El método FAC (SUFORALL, s. f.) podría aplicarse en las ciudades, donde los ciudadanos reciben una formación básica en sostenibilidad, realizan una acción sostenible en su entorno urbano y acreditan su realización dentro de un “ambiente del conocimiento” que favorece la comprensión compartida y la participación activa, obteniendo una certificación que la ciudad puede utilizar para evidenciar que un determinado porcentaje de la población está formado en sostenibilidad.


Las empresas también se beneficiarían de crear un ambiente del conocimiento en sostenibilidad, ya que esto fortalecería sus procesos internos, fomentaría la participación de todos los empleados y permitiría visibilizar tanto los avances colectivos como el aporte individual de cada persona. En este contexto, el método FAC (Formación‑Acción‑Certificación) ofrece una vía concreta de implementación: en una primera fase, los empleados recibirían una formación básica en sostenibilidad adaptada a las operaciones de la empresa (por ejemplo, consumo energético, gestión de residuos o cadenas de suministro); posteriormente, cada trabajador o equipo desarrollaría una acción específica en su área de trabajo —como reutilizar hojas impresas, evitar vasos desechables, usar medios de transporte sostenibles u optimizar procesos para reducir el consumo energético y la generación de residuos—; y finalmente, estas acciones serían registradas y certificadas internamente, generando evidencia tangible del compromiso organizacional. Este proceso no solo facilita que los propios trabajadores comuniquen y difundan las prácticas sostenibles de la empresa, mejorando su imagen en un contexto donde los consumidores valoran cada vez más la sostenibilidad (Harvard Business Review, 2019), sino que también refuerza el sentido de pertenencia, ya que diversos estudios muestran que los empleados prefieren organizaciones comprometidas con estos valores (IBM Corporate Purpose Study, 2019). De este modo, la sostenibilidad deja de ser responsabilidad exclusiva de un área específica y se integra en toda la organización; así como muchas empresas incluyen formación en seguridad industrial para nuevos empleados, podrían incorporar módulos de sostenibilidad bajo el enfoque FAC como parte de su proceso de integración y desarrollo continuo.

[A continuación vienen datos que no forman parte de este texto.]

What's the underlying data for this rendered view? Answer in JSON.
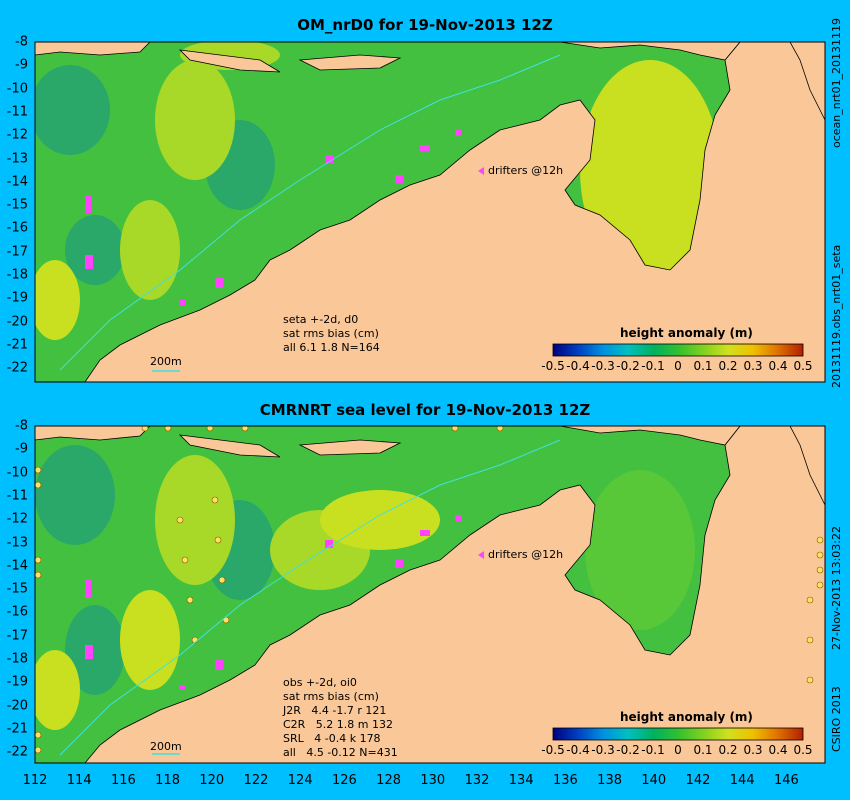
{
  "top": {
    "title": "OM_nrD0 for 19-Nov-2013 12Z",
    "lat_labels": [
      "-8",
      "-9",
      "-10",
      "-11",
      "-12",
      "-13",
      "-14",
      "-15",
      "-16",
      "-17",
      "-18",
      "-19",
      "-20",
      "-21",
      "-22"
    ],
    "drifters_label": "drifters @12h",
    "depth_label": "200m",
    "stats": [
      "seta +-2d, d0",
      "sat rms bias (cm)",
      "all 6.1 1.8 N=164"
    ],
    "right_label_1": "ocean_nrt01_20131119",
    "right_label_2": "20131119.obs_nrt01_seta"
  },
  "bottom": {
    "title": "CMRNRT sea level  for 19-Nov-2013 12Z",
    "lat_labels": [
      "-8",
      "-9",
      "-10",
      "-11",
      "-12",
      "-13",
      "-14",
      "-15",
      "-16",
      "-17",
      "-18",
      "-19",
      "-20",
      "-21",
      "-22"
    ],
    "lon_labels": [
      "112",
      "114",
      "116",
      "118",
      "120",
      "122",
      "124",
      "126",
      "128",
      "130",
      "132",
      "134",
      "136",
      "138",
      "140",
      "142",
      "144",
      "146"
    ],
    "drifters_label": "drifters @12h",
    "depth_label": "200m",
    "stats": [
      "obs +-2d, oi0",
      "sat rms bias (cm)",
      "J2R   4.4 -1.7 r 121",
      "C2R   5.2 1.8 m 132",
      "SRL   4 -0.4 k 178",
      "all   4.5 -0.12 N=431"
    ],
    "right_label_1": "27-Nov-2013 13:03:22",
    "right_label_2": "CSIRO 2013"
  },
  "legend": {
    "title": "height anomaly (m)",
    "ticks": [
      "-0.5",
      "-0.4",
      "-0.3",
      "-0.2",
      "-0.1",
      "0",
      "0.1",
      "0.2",
      "0.3",
      "0.4",
      "0.5"
    ],
    "colors": [
      "#000080",
      "#0040c0",
      "#0090e0",
      "#00c0c0",
      "#00b060",
      "#30c030",
      "#80d020",
      "#d0e020",
      "#f0c000",
      "#e07000",
      "#b02000"
    ]
  },
  "colors": {
    "background": "#00bfff",
    "land": "#fac898",
    "ocean_base": "#44c040",
    "drifter": "#ff44ff"
  }
}
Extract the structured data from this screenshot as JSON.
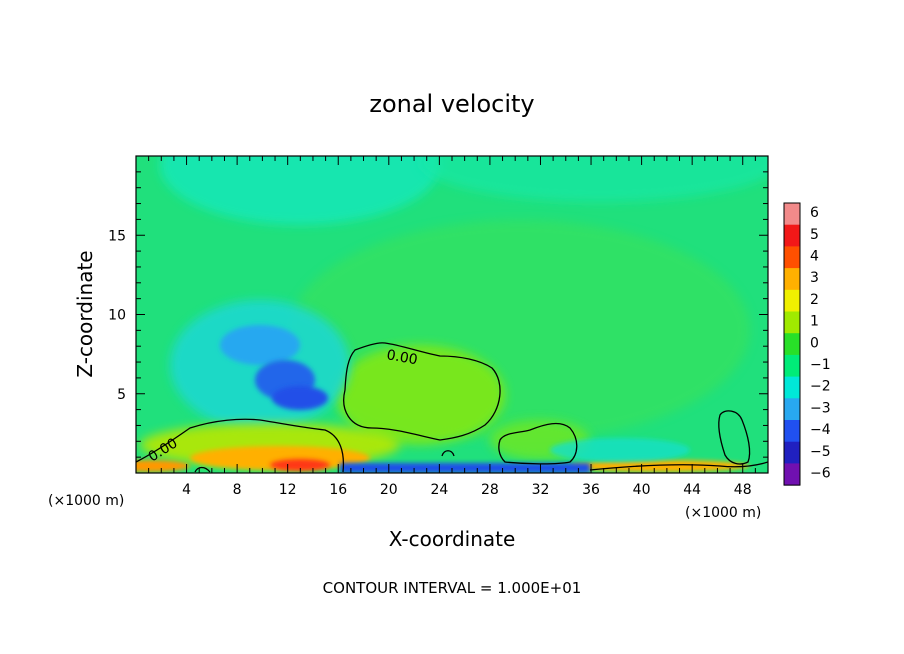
{
  "chart_data": {
    "type": "heatmap",
    "title": "zonal velocity",
    "xlabel": "X-coordinate",
    "ylabel": "Z-coordinate",
    "x_unit_left": "(×1000 m)",
    "x_unit_right": "(×1000 m)",
    "footer": "CONTOUR INTERVAL = 1.000E+01",
    "xlim": [
      0,
      50
    ],
    "ylim": [
      0,
      20
    ],
    "x_ticks": [
      4,
      8,
      12,
      16,
      20,
      24,
      28,
      32,
      36,
      40,
      44,
      48
    ],
    "y_ticks": [
      5,
      10,
      15
    ],
    "colorbar": {
      "levels": [
        6,
        5,
        4,
        3,
        2,
        1,
        0,
        -1,
        -2,
        -3,
        -4,
        -5,
        -6
      ],
      "colors": [
        "#f28a8a",
        "#f21818",
        "#ff5000",
        "#ffb000",
        "#f0f000",
        "#a0ea00",
        "#28e028",
        "#00ec78",
        "#00e8d8",
        "#28a8f0",
        "#2050f0",
        "#2020c0",
        "#7010b0"
      ]
    },
    "contour_labels": [
      {
        "text": "0.00",
        "x": 20,
        "z": 7.9
      },
      {
        "text": "0.00",
        "x": 2.0,
        "z": 2.0
      }
    ],
    "features": [
      {
        "name": "negative-core",
        "x": 11.5,
        "z": 5.6,
        "value": -3
      },
      {
        "name": "positive-surface-jet",
        "x": 12.5,
        "z": 0.7,
        "value": 3
      },
      {
        "name": "positive-bubble",
        "x": 24,
        "z": 5.0,
        "value": 0.5
      }
    ]
  },
  "colors": {
    "background": "#ffffff",
    "field_base": "#1fe07a",
    "contour": "#000000"
  }
}
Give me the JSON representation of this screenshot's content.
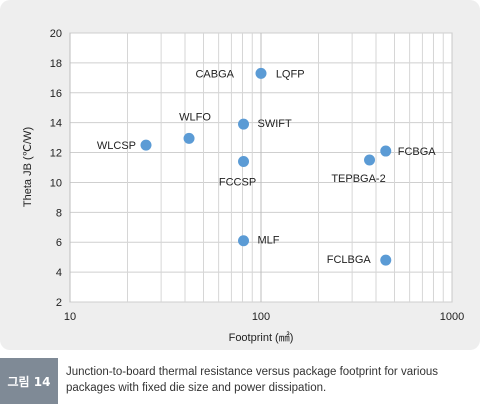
{
  "chart_data": {
    "type": "scatter",
    "title": "",
    "xlabel": "Footprint (㎟)",
    "ylabel": "Theta JB (℃/W)",
    "xscale": "log",
    "xlim": [
      10,
      1000
    ],
    "ylim": [
      2,
      20
    ],
    "xticks": [
      "10",
      "100",
      "1000"
    ],
    "yticks": [
      "2",
      "4",
      "6",
      "8",
      "10",
      "12",
      "14",
      "16",
      "18",
      "20"
    ],
    "grid": true,
    "marker_color": "#5b9bd5",
    "points": [
      {
        "label": "WLCSP",
        "x": 25,
        "y": 12.5
      },
      {
        "label": "WLFO",
        "x": 42,
        "y": 12.95
      },
      {
        "label": "SWIFT",
        "x": 81,
        "y": 13.9
      },
      {
        "label": "FCCSP",
        "x": 81,
        "y": 11.4
      },
      {
        "label": "MLF",
        "x": 81,
        "y": 6.1
      },
      {
        "label": "CABGA",
        "x": 100,
        "y": 17.3
      },
      {
        "label": "LQFP",
        "x": 101,
        "y": 17.3
      },
      {
        "label": "TEPBGA-2",
        "x": 370,
        "y": 11.5
      },
      {
        "label": "FCBGA",
        "x": 450,
        "y": 12.1
      },
      {
        "label": "FCLBGA",
        "x": 450,
        "y": 4.8
      }
    ]
  },
  "caption": {
    "badge": "그림 14",
    "text": "Junction-to-board thermal resistance versus package footprint for various packages with fixed die size and power dissipation."
  }
}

"Todos en el planeta deberíamos saber de sostenibilidad, sin distinción académica, social, cultural ni de experiencia profesional", Suforall (Sustainability for all)...

Conclusión

Incrementar las acciones sostenibles, desde la perspectiva de Glaeser, se fortalecería cuando las ciudades, las empresas y los centros educativos se conviertan en ambientes de conocimiento activos, construidos sobre la interacción humana, la proximidad y la diversidad. Al integrar aprendizaje básico, acción cotidiana y certificación del esfuerzo, estos espacios lograrían transformar la sostenibilidad de un discurso general en prácticas concretas, medibles y compartidas, que avanzarían paso a paso con resultados visibles y acumulables en el tiempo.


*****

El aporte a los Objetivos de Desarrollo Sostenible (ODS)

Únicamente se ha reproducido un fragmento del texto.